A nova pesquisa destaca a necessidade de se comprometer com estratégias de desarmamento de longo prazo que erradicarão as armas nucleares do planeta, escreveram os autores do novo estudo.



“Se as armas nucleares existem, elas podem ser usadas, e o mundo chegou perto de uma guerra nuclear várias vezes”, disse Robock. “Proibir as armas nucleares é a única solução de longo prazo. O Tratado da ONU sobre a Proibição de Armas Nucleares, de 5 anos, [que proíbe o desenvolvimento, teste, produção, armazenamento, estacionamento, transferência, uso e ameaça de uso de armas nucleares ] foi ratificado por 66 nações, mas nenhum dos nove estados nucleares.
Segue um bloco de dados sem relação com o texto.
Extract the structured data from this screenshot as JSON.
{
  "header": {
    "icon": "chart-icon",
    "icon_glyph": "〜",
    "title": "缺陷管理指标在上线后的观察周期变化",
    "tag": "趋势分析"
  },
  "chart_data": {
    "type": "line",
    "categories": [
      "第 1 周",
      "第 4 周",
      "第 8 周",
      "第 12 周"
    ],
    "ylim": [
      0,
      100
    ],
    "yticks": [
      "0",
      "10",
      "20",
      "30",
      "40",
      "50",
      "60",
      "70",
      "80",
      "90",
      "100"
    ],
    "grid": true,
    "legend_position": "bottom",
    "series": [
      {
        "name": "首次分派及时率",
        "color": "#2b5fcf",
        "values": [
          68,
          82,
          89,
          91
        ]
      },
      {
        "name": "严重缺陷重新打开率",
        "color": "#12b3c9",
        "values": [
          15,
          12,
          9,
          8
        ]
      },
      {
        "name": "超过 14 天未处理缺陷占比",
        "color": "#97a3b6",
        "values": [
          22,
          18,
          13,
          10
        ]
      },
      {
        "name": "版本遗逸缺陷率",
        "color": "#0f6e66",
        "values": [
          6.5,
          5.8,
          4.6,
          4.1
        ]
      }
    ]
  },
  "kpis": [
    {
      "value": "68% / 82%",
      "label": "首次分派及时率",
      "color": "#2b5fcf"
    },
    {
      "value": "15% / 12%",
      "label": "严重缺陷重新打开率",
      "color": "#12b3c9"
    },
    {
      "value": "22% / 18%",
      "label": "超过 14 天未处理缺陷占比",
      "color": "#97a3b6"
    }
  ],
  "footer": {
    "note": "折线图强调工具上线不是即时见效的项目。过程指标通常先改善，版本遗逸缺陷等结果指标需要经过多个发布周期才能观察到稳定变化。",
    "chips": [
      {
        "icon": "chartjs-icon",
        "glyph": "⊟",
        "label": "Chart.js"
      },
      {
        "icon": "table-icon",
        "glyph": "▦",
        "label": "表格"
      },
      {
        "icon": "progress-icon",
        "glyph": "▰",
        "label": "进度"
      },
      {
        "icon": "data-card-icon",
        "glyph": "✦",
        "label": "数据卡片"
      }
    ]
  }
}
Nosso trabalho deixa claro que é hora de esses nove estados ouvirem a ciência e o resto do mundo e assinarem este tratado.”

Além disso, o atual tratado de redução de armas nucleares – chamado New START – deve expirar em 2026, disse Tom Collina, diretor de políticas do Plowshares Fund, uma fundação com sede em São Francisco que apoia iniciativas para prevenir a proliferação e o uso de armas nucleares.

“Além de tirar as armas do alerta e se comprometer apenas com o segundo uso, ambos os lados devem trabalhar para reduzir seus arsenais excessivos negociando um novo tratado para substituir o novo tratado START”, disse Collina ao Live Science.

Um teste-chave dessas barreiras políticas é a 10ª Conferência de Revisão do Tratado de Não-Proliferação deste mês. Os delegados estão atualmente se reunindo na sede da ONU em Nova York para renovar e expandir as promessas de não proliferação nuclear e desarmamento. Até agora, no entanto, pouco progresso foi feito na conferência, de acordo com a Associação de Controle de Armas.